The state appealed again. Last July, the Maryland Court of Appeals agreed to consider whether to reinstate Syed’s murder conviction.

The high court reviewed whether Syed’s attorney, the late M. Cristina Gutierrez, was wrong to pursue an alibi strategy without speaking to one potential witness. Asia McClain Chapman claimed she saw Syed at the Woodlawn library during the time that prosecutors said Lee was killed.

Thiru Vignarajah, a former deputy Maryland attorney general who argued on behalf of the state, said the records didn’t indicate why Gutierrez chose not to investigate McClain’s claim. He argued that defense strategy may have been one reason. Syed had said nothing to police about going to the library, so McClain’s story would not have been consistent with his.

Furthermore, Vignarajah argued if Syed’s conviction was vacated it would create a precedent that would require any defense attorney to contact any potential witness, regardless of their merits.
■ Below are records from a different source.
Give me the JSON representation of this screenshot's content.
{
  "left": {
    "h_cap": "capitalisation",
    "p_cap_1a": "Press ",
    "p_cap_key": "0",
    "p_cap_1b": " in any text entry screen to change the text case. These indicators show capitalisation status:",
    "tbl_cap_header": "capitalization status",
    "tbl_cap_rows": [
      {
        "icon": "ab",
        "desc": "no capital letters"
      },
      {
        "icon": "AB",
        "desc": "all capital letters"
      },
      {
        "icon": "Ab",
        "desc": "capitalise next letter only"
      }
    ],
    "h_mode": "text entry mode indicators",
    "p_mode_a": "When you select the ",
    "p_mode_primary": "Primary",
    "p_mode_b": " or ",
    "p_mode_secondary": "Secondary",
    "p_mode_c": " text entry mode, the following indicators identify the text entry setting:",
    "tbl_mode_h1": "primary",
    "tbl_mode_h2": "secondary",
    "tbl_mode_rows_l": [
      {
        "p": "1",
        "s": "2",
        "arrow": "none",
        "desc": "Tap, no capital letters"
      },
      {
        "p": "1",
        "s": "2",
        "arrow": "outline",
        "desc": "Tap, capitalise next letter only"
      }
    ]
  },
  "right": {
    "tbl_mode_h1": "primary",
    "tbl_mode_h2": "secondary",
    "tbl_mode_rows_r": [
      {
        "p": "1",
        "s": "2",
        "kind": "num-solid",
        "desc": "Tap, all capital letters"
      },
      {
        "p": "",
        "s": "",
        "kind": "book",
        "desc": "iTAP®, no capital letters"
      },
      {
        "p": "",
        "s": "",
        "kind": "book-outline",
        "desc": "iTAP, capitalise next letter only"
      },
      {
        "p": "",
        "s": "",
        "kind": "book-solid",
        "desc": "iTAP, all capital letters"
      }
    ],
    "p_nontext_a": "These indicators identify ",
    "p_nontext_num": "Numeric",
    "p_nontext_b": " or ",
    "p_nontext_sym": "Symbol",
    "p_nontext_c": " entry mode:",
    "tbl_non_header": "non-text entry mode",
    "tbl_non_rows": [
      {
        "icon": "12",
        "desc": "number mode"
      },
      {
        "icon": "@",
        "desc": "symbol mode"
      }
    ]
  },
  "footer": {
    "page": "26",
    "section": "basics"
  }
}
In the absence of an explanation, he said, the court must presume the reasonableness of Gutierrez’s actions.

Cate Stetson, the appellate attorney, argued Syed had asked Gutierrez to follow up on McClain’s claim. Stetson argued the attorney had failed her client by not calling the witness — a violation of his right to effective counsel.

“There was a credible alibi witness who was with Adnan at the precise time of the murder and now the Court of Appeals has said that witness would not have affected the outcome of the proceeding,” Brown said Friday. “We think just the opposite is true. From the perspective of the defendant, there is no stronger evidence than an alibi witness.”